A Machine Learning Approach to Automated Localization of Targets for Ventricular Tachycardia Ablation Using Sinus Rhythm Signal Features

Xuezhe Wang1, Adam Dennis2, Tarv Dhanjal3, Pier Lambiase2, Michele Orini4
1University College London, 2UCL, 3University Hospital Coventry & Warwickshire, 4University College London, Institute of Cardiovascular Science


Abstract

Background: Catheter ablation has the potential to become an effective treatment for ventricular tachycardia (VT), but the current identification of ablation sites relies on the operator's judgement and experience.

Aims: To propose a novel machine learning approach to identify ablation targets based on signal features derived from intracardiac electrograms recorded in sinus rhythm.

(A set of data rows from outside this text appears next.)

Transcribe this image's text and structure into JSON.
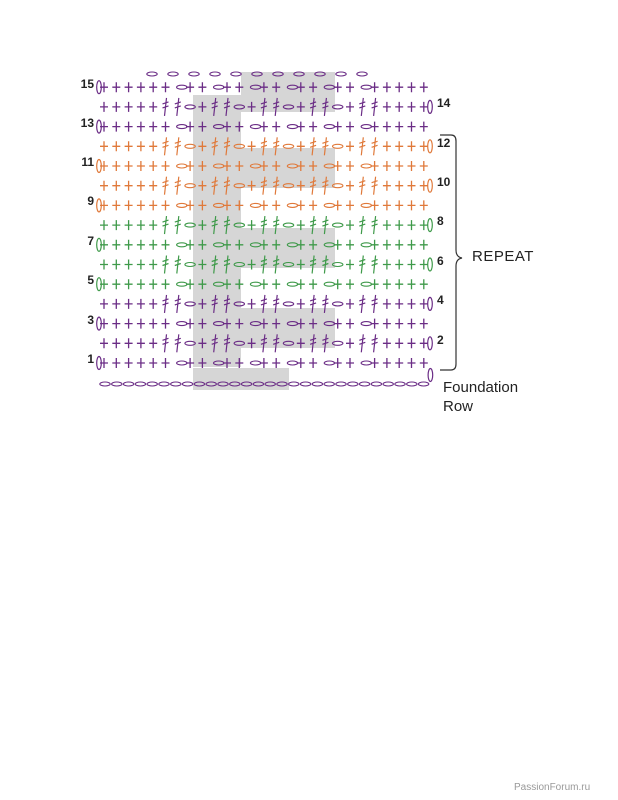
{
  "diagram": {
    "left_row_numbers": [
      "15",
      "13",
      "11",
      "9",
      "7",
      "5",
      "3",
      "1"
    ],
    "right_row_numbers": [
      "14",
      "12",
      "10",
      "8",
      "6",
      "4",
      "2"
    ],
    "repeat_label": "REPEAT",
    "foundation_label_line1": "Foundation",
    "foundation_label_line2": "Row",
    "colors": {
      "purple": "#6b2d86",
      "orange": "#e0793a",
      "green": "#3f9a4a",
      "shade": "#d6d6d6",
      "text": "#222222"
    },
    "row_colors": [
      "purple",
      "purple",
      "purple",
      "purple",
      "green",
      "green",
      "green",
      "green",
      "orange",
      "orange",
      "orange",
      "orange",
      "purple",
      "purple",
      "purple"
    ]
  },
  "watermark": "PassionForum.ru"
}
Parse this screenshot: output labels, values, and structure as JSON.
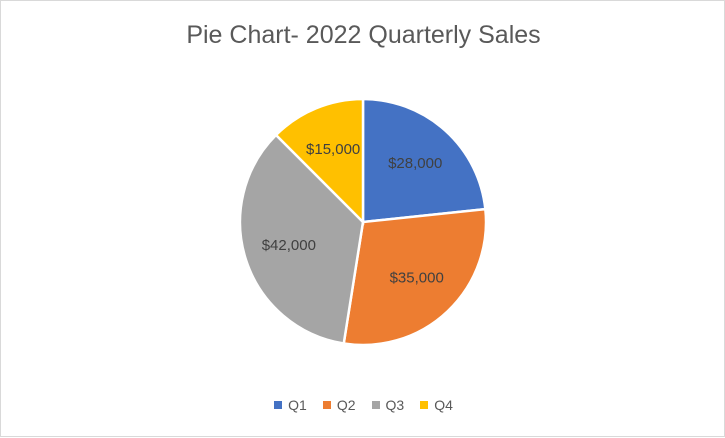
{
  "chart_data": {
    "type": "pie",
    "title": "Pie Chart- 2022 Quarterly Sales",
    "categories": [
      "Q1",
      "Q2",
      "Q3",
      "Q4"
    ],
    "values": [
      28000,
      35000,
      42000,
      15000
    ],
    "data_labels": [
      "$28,000",
      "$35,000",
      "$42,000",
      "$15,000"
    ],
    "colors": [
      "#4472c4",
      "#ed7d31",
      "#a5a5a5",
      "#ffc000"
    ],
    "legend_position": "bottom",
    "start_angle": "12 o'clock, clockwise"
  }
}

Methods: 56 substrate maps were collected during pacing and sinus rhythm using a multipolar catheter (Advisor HD grid, Ensite Precision) in 13 pigs with chronic myocardial infarction (n=31,515 mapping points). 35 VTs were induced and critical components of the VT circuit including early-, mid- and late-diastolic signals, were localized. Cardiac sites within 6 mm from these critical VT sites were considered as potential ablation targets (7.4% of all cardiac sites). 47 features representing signal morphology, function, spatial and spectral properties were extracted from each bipolar and unipolar signal recorded during pacing or sinus rhythm. A random forest algorithm was trained on 80% of the data to identify the 20 most important features and 10 times 10-fold cross-validation was performed on an under-sampled training set (1:5 ratio for positive: negative class) to identify the best performed model for validation on test set.

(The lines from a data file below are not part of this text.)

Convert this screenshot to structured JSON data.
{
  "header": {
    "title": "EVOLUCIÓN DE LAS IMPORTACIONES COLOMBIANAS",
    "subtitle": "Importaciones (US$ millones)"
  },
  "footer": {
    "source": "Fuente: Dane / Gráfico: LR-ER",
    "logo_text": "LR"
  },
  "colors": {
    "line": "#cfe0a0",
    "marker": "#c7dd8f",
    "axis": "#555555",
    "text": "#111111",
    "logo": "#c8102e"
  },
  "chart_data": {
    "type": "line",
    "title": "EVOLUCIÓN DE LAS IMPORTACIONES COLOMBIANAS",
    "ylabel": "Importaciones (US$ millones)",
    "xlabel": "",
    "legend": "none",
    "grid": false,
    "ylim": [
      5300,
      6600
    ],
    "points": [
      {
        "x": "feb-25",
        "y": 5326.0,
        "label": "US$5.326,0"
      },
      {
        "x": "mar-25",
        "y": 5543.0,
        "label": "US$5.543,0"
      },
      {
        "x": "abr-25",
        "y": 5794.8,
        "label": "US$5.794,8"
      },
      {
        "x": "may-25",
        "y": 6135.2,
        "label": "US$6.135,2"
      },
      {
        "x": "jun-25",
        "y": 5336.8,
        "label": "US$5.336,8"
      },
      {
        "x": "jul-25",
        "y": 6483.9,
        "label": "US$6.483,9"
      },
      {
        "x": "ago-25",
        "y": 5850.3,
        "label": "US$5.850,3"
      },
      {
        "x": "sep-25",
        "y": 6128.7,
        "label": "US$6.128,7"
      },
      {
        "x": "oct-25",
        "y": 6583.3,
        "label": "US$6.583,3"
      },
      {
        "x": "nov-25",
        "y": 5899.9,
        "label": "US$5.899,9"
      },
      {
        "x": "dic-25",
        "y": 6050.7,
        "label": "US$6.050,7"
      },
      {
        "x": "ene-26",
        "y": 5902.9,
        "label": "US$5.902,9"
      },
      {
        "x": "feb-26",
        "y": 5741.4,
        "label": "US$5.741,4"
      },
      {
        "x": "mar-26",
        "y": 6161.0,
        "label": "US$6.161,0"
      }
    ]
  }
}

Results: The average performance from cross-validation on training set showed an area under the ROC curve (AUC) of 86.7%, with a specificity of 79.7% and a sensitivity of 79.2%. Validation on the remaining 20% of super imbalanced test data still showed a stable result, with an AUC of 87.2%, a sensitivity and a specificity of 78.3% and 81.7%, respectively, for the best model.

Conclusion: This study demonstrates for the first time that machine learning may support clinicians in the localization of targets for VT abla-tion.